(MENAFN- Asia Times)
WASHINGTON - From the violent reaction in Asian currencies to frantic media speculation about what lies ahead, it's clear Donald Trump's big win is a game-changer of epic proportions.
The plunges in Chinese Stocks and the yuan alone show how investors are rapidly reordering their approaches to global financial risks and opportunities. The dollar surged on the news trump scored a second term . US stocks jumped, as did Cryptocurrency prices. Yields on US Treasury securities shot higher, too.
The“Trump trade” that Asia has in mind is to take cover. A Trump 2.0 White House will surely be more inward-looking, putting Asia's export-oriented economies in harm's way.
The blast radius is a wide one. Though aimed at China, Trump's planned 60% tariffs will upend Japan, South Korea, Thailand, Vietnam and other trade-driven economies.
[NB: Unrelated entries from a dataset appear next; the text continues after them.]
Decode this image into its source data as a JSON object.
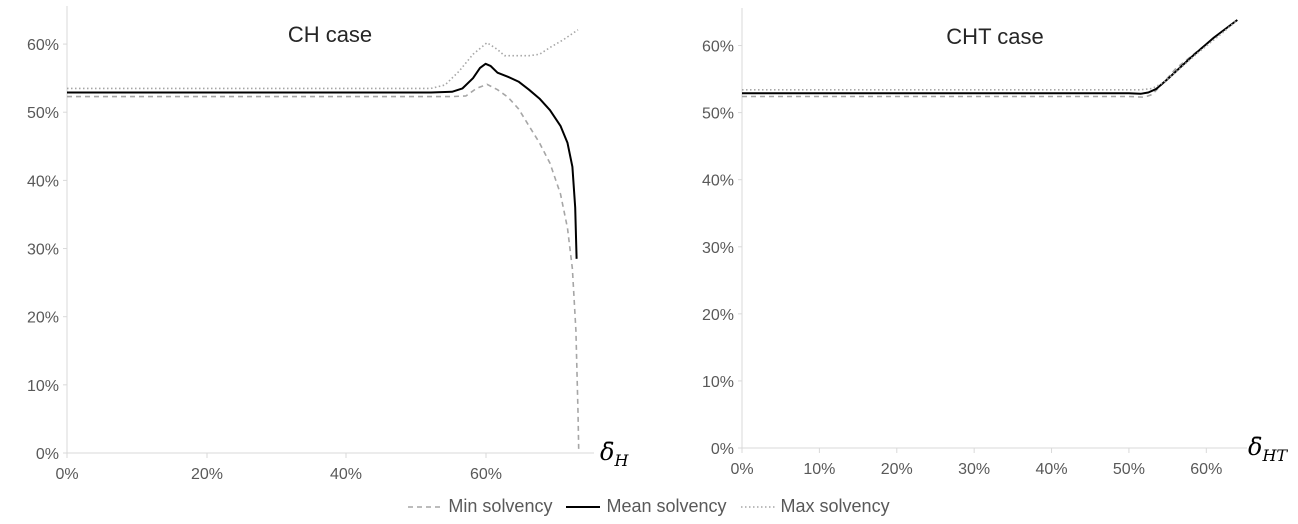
{
  "chart_data": [
    {
      "type": "line",
      "title": "CH case",
      "xlabel": "δ̄",
      "xlabel_sub": "H",
      "xlim": [
        0,
        0.75
      ],
      "ylim": [
        0,
        0.65
      ],
      "xticks": [
        "0%",
        "20%",
        "40%",
        "60%"
      ],
      "yticks": [
        "0%",
        "10%",
        "20%",
        "30%",
        "40%",
        "50%",
        "60%"
      ],
      "series": [
        {
          "name": "Min solvency",
          "color": "#a6a6a6",
          "style": "dashed",
          "points": [
            [
              0,
              0.523
            ],
            [
              0.55,
              0.523
            ],
            [
              0.57,
              0.524
            ],
            [
              0.585,
              0.535
            ],
            [
              0.6,
              0.541
            ],
            [
              0.615,
              0.533
            ],
            [
              0.63,
              0.522
            ],
            [
              0.645,
              0.505
            ],
            [
              0.66,
              0.48
            ],
            [
              0.675,
              0.455
            ],
            [
              0.69,
              0.425
            ],
            [
              0.705,
              0.38
            ],
            [
              0.715,
              0.33
            ],
            [
              0.722,
              0.27
            ],
            [
              0.727,
              0.18
            ],
            [
              0.73,
              0.06
            ],
            [
              0.731,
              0.005
            ]
          ]
        },
        {
          "name": "Mean solvency",
          "color": "#000000",
          "style": "solid",
          "points": [
            [
              0,
              0.529
            ],
            [
              0.52,
              0.529
            ],
            [
              0.55,
              0.53
            ],
            [
              0.565,
              0.535
            ],
            [
              0.58,
              0.55
            ],
            [
              0.59,
              0.565
            ],
            [
              0.598,
              0.571
            ],
            [
              0.605,
              0.568
            ],
            [
              0.615,
              0.558
            ],
            [
              0.63,
              0.552
            ],
            [
              0.645,
              0.545
            ],
            [
              0.66,
              0.533
            ],
            [
              0.675,
              0.52
            ],
            [
              0.69,
              0.503
            ],
            [
              0.705,
              0.48
            ],
            [
              0.715,
              0.455
            ],
            [
              0.722,
              0.42
            ],
            [
              0.726,
              0.36
            ],
            [
              0.728,
              0.285
            ]
          ]
        },
        {
          "name": "Max solvency",
          "color": "#a6a6a6",
          "style": "dotted",
          "points": [
            [
              0,
              0.535
            ],
            [
              0.52,
              0.535
            ],
            [
              0.54,
              0.54
            ],
            [
              0.56,
              0.56
            ],
            [
              0.58,
              0.585
            ],
            [
              0.6,
              0.602
            ],
            [
              0.615,
              0.592
            ],
            [
              0.625,
              0.583
            ],
            [
              0.64,
              0.583
            ],
            [
              0.66,
              0.583
            ],
            [
              0.675,
              0.585
            ],
            [
              0.69,
              0.595
            ],
            [
              0.71,
              0.607
            ],
            [
              0.73,
              0.621
            ]
          ]
        }
      ]
    },
    {
      "type": "line",
      "title": "CHT case",
      "xlabel": "δ̄",
      "xlabel_sub": "HT",
      "xlim": [
        0,
        0.65
      ],
      "ylim": [
        0,
        0.65
      ],
      "xticks": [
        "0%",
        "10%",
        "20%",
        "30%",
        "40%",
        "50%",
        "60%"
      ],
      "yticks": [
        "0%",
        "10%",
        "20%",
        "30%",
        "40%",
        "50%",
        "60%"
      ],
      "series": [
        {
          "name": "Min solvency",
          "color": "#a6a6a6",
          "style": "dashed",
          "points": [
            [
              0,
              0.524
            ],
            [
              0.5,
              0.524
            ],
            [
              0.52,
              0.523
            ],
            [
              0.53,
              0.527
            ],
            [
              0.545,
              0.545
            ],
            [
              0.56,
              0.565
            ],
            [
              0.59,
              0.593
            ],
            [
              0.62,
              0.62
            ],
            [
              0.64,
              0.638
            ]
          ]
        },
        {
          "name": "Mean solvency",
          "color": "#000000",
          "style": "solid",
          "points": [
            [
              0,
              0.529
            ],
            [
              0.5,
              0.529
            ],
            [
              0.515,
              0.528
            ],
            [
              0.525,
              0.53
            ],
            [
              0.535,
              0.535
            ],
            [
              0.55,
              0.55
            ],
            [
              0.58,
              0.582
            ],
            [
              0.61,
              0.612
            ],
            [
              0.64,
              0.638
            ]
          ]
        },
        {
          "name": "Max solvency",
          "color": "#a6a6a6",
          "style": "dotted",
          "points": [
            [
              0,
              0.534
            ],
            [
              0.5,
              0.534
            ],
            [
              0.515,
              0.534
            ],
            [
              0.53,
              0.536
            ],
            [
              0.545,
              0.545
            ],
            [
              0.56,
              0.56
            ],
            [
              0.59,
              0.59
            ],
            [
              0.62,
              0.618
            ],
            [
              0.64,
              0.638
            ]
          ]
        }
      ]
    }
  ],
  "legend": [
    {
      "label": "Min solvency",
      "color": "#a6a6a6",
      "style": "dashed"
    },
    {
      "label": "Mean solvency",
      "color": "#000000",
      "style": "solid"
    },
    {
      "label": "Max solvency",
      "color": "#a6a6a6",
      "style": "dotted"
    }
  ]
}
The fallout on transshipment flows could be incalculable.
“A material increase in tariffs would represent the most significant departure in policy from the current administration and potentially the largest source of volatility,” says Dubravko Lakos-Bujas, a strategist at JPMorgan.“The current macro backdrop is much different versus eight years ago, when the business cycle was in mid-cycle, labor market was less tight, inflation was not on the Fed's radar and pro-growth 1.0 policies were easier to implement and more impactful to the bottom-line.”
Trump's victory over Kamala Harris is less a“black swan” event for Asia than a gray one. Unlike the former, the latter is a predictable but unlikely outcome. A“gray swan,” though, can have its own severe impacts , too.
One unintended consequence might be strengthening the hand of Xi Jinping's China. By taking on Beijing so aggressively, Trump will effectively strengthen it by forcing Asia into a no-choice integration with an Asian economy - an economy with China at its center and core, not an America led by an erratic, mercantilist president blaming Asia for many of his nation's ills.
For Asia, the best-case scenario is that Trump's tariff threats are more a negotiating tactic than a fait accompli. Indeed, economists at Goldman Sachs think that Trump will only slap 20% tariffs on China - and resist the urge to impose blanket rates on others.
But it's equally possible that Trump will go the other way and supersize the tariffs he's already threatened to impose. This might include the 100% levies on car imports from Mexico that Trump already telegraphed.
How long can automakers in Japan and Korea hope to avoid such curbs, particularly with Tesla CEO Elon Musk having Trump's ear? At the very least, electric vehicle levies will be stacked assertively against non-US manufacturers.